Asymptotic distribution of complex zeros of random analytic functions

Abstract

Let $\xi_{0},\xi_{1},\ldots$ be independent identically distributed complex-valued random variables such that $\mathbb{E}\log(1+|\xi_{0}|)<\infty$. We consider random analytic functions of the form \[\mathbf{G}_{n}(z)=\sum_{k=0}^{\infty}\xi_{k}f_{k,n}z^{k},\] where $f_{k,n}$ are deterministic complex coefficients. Let $\mu_{n}$ be the random measure counting the complex zeros of $\mathbf{G}_{n}$ according to their multiplicities.
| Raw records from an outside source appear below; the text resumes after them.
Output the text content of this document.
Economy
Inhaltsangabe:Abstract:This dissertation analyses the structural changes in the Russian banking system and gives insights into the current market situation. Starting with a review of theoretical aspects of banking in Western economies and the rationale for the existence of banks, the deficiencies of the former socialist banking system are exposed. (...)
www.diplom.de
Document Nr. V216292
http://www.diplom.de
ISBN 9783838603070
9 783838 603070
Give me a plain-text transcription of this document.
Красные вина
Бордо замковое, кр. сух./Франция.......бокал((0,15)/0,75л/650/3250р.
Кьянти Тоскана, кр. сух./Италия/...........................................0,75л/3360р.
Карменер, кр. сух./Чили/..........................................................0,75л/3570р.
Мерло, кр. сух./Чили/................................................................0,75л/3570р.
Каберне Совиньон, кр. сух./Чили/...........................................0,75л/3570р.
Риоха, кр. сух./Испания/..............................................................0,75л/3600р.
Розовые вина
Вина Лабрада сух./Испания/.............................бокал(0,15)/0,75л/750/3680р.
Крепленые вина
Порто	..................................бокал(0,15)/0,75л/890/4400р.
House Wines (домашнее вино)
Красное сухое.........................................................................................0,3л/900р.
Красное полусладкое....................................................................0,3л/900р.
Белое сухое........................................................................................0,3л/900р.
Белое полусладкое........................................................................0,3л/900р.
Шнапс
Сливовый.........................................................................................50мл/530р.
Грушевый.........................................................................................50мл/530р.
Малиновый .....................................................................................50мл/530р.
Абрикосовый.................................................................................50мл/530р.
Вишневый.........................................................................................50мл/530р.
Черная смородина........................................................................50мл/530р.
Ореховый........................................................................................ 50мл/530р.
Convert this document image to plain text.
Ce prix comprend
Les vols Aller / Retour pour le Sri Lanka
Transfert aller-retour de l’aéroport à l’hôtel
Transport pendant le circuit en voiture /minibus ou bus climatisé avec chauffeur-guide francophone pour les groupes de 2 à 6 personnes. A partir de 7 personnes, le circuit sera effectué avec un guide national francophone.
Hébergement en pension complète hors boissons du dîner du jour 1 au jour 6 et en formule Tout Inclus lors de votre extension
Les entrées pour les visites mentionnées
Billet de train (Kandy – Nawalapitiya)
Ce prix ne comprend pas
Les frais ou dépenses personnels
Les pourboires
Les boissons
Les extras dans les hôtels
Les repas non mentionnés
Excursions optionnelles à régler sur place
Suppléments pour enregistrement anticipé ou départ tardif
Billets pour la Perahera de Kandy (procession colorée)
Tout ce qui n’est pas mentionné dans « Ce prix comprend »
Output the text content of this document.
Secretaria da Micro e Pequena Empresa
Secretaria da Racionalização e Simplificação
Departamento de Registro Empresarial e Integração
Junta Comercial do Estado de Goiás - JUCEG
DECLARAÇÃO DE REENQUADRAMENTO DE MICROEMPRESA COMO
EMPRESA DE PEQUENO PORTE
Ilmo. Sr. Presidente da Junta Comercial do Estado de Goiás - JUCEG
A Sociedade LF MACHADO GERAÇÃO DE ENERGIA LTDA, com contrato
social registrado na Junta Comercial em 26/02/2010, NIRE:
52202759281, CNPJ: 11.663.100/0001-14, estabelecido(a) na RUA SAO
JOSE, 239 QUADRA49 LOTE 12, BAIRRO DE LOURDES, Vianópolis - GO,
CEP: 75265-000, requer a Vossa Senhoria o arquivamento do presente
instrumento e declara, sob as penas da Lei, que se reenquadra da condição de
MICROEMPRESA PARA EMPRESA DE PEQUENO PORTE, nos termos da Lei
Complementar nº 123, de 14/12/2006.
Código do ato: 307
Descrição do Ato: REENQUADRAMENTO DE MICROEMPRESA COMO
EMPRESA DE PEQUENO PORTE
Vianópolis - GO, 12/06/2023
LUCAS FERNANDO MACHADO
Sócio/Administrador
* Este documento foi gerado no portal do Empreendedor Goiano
Assuming essentially that $-\frac{1}{n}\log f_{[tn],n}\to u(t)$ as $n\to\infty$, where $u(t)$ is some function, we show that the measure $\frac{1}{n}\mu_{n}$ converges in probability to some deterministic measure $\mu$ which is characterized in terms of the Legendre–Fenchel transform of $u$. The limiting measure $\mu$ does not depend on the distribution of the $\xi_{k}$’s. This result is applied to several ensembles of random analytic functions including the ensembles corresponding to the three two-dimensional geometries of constant curvature. As another application, we prove a random polynomial analogue of the circular law for random matrices.